How To Use Index and Match in Google Sheets

Last Updated on October 31, 2023 by Jake Sheridan

In this tutorial, you will learn how to use Index and Match functions in Google Sheets.

How To Use Index Match in Google Sheets

The INDEX and MATCH functions are both examples of powerful and versatile functions in Google Sheets. The pair of functions are often used together in order to perform more complex lookups.

The INDEX function lets you reference cells from a range, based on their position in the range.

The MATCH function allows you to find the position of a value in a range.

By combining these two functions, you can perform powerful lookups that would otherwise be difficult to do. Unlike the VLOOKUP, we can perform lookups with INDEX and MATCH without having the lookup row being in the left-most column.

In this guide, we will explain how to use the INDEX and MATCH functions together in Google Sheets.

How To Set Up an Index-Match Formula in Google Sheets

Here’s how to create a Google Sheets formula that uses the INDEX and MATCH formulas together.

Step 1

First, the user must identify the lookup table range, the lookup value, and the column to output.

In this example, we’ll use the product ID values in column A as our lookup values.

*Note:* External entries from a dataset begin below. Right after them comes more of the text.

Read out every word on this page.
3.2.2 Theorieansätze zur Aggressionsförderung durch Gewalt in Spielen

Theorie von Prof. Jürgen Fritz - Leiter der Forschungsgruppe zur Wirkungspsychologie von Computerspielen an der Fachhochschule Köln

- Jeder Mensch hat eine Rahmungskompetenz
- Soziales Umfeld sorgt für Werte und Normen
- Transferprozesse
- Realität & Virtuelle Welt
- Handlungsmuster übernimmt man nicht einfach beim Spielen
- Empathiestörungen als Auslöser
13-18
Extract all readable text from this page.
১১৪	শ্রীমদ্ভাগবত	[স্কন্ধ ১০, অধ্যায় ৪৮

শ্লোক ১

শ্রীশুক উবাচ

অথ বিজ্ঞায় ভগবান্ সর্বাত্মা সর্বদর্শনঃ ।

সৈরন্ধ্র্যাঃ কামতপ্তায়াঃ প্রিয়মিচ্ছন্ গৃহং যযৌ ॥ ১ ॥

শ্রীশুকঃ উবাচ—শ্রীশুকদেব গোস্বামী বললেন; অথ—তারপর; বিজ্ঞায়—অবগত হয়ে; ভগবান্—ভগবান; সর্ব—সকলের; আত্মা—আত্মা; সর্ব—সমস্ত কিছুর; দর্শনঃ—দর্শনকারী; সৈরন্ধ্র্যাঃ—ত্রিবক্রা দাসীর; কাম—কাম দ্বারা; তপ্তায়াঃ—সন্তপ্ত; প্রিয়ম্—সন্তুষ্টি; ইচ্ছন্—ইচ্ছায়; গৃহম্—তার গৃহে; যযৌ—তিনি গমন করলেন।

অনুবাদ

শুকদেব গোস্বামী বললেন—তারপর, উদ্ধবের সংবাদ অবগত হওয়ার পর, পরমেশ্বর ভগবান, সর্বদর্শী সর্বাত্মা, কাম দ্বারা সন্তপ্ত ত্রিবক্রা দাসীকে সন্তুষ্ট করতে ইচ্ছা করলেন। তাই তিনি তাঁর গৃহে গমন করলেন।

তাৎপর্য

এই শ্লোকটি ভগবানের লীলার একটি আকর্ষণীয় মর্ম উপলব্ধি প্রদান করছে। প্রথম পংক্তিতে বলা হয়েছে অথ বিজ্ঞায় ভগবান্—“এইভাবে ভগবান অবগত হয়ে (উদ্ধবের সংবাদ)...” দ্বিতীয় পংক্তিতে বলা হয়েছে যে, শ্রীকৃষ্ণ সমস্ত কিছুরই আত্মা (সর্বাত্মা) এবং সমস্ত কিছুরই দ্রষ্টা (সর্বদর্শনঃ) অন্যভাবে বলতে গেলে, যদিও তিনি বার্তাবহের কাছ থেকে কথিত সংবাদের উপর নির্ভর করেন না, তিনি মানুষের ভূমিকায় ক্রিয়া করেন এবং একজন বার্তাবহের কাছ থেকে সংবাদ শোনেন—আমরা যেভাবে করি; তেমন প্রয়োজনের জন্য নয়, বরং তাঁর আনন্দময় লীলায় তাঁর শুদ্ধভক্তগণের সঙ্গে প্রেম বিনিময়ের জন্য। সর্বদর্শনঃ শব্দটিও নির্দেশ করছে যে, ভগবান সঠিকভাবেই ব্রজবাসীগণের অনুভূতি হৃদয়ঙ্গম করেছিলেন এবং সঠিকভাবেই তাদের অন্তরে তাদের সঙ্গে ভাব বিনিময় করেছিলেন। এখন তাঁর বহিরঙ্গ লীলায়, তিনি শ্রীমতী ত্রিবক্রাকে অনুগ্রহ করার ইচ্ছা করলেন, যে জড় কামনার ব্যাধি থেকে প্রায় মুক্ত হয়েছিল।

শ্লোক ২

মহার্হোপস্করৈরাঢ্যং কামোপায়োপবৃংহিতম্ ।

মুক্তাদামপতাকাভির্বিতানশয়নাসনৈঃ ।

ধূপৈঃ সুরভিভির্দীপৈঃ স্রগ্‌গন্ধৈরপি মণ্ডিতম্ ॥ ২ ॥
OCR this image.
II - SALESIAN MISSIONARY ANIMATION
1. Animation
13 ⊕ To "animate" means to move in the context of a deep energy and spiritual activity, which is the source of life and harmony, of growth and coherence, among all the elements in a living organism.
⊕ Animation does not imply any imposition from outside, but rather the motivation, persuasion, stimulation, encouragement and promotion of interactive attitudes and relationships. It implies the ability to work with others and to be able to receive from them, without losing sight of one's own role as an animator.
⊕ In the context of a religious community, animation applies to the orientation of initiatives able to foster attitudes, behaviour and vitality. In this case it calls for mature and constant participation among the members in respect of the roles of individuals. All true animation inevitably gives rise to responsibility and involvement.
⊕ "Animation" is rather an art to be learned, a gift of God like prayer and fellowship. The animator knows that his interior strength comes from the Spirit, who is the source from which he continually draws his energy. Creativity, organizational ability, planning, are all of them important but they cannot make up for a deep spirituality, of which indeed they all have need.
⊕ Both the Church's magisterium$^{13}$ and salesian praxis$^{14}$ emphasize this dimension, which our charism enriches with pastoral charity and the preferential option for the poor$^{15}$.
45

We’ll use the range F2:I23 as our lookup table. Lastly, we want to return the corresponding sales count for each matched product ID.

Step 2

Select the cell you want to output the lookup result to. Type “=MATCH(“ to start the MATCH function.

The first argument of the MATCH function should be the lookup value. In this example, we want to match the string “P_00008722”.

Next, we’ll identify the lookup range. In this case, we want to find the lookup string in the product ID column. The range must be a one-dimensional array else the formula will return an error.

The third argument specifies the search type to use. A value of ‘1’ indicates that the range is sorted in ascending order and we want to return the largest value less than or equal to the lookup value.

A value of ‘-1’ is the reverse, where we assume that the range is sorted in descending order and we want to return the smallest value greater than or equal to the lookup value.

A value of 0 indicates that we want to return an exact match. This is the type of search you need to use when your lookup range is not sorted.

Step 3

Next, we’ll wrap our MATCH function with an outer INDEX function. The MATCH function will be placed as the INDEX function’s second argument.

The first argument of the INDEX function refers to the lookup table range. The third argument will control which column in the lookup table to return.

The output of the MATCH function essentially becomes the row number of the value we’ll be returning.

Step 4

We can convert the lookup table ranges to absolute references.

This will allow users to automatically fill the rest of the column.


This guide should be everything you need to use INDEX and MATCH to lookup values in Google Sheets.

You may make a copy of this example spreadsheet to test it out on your own.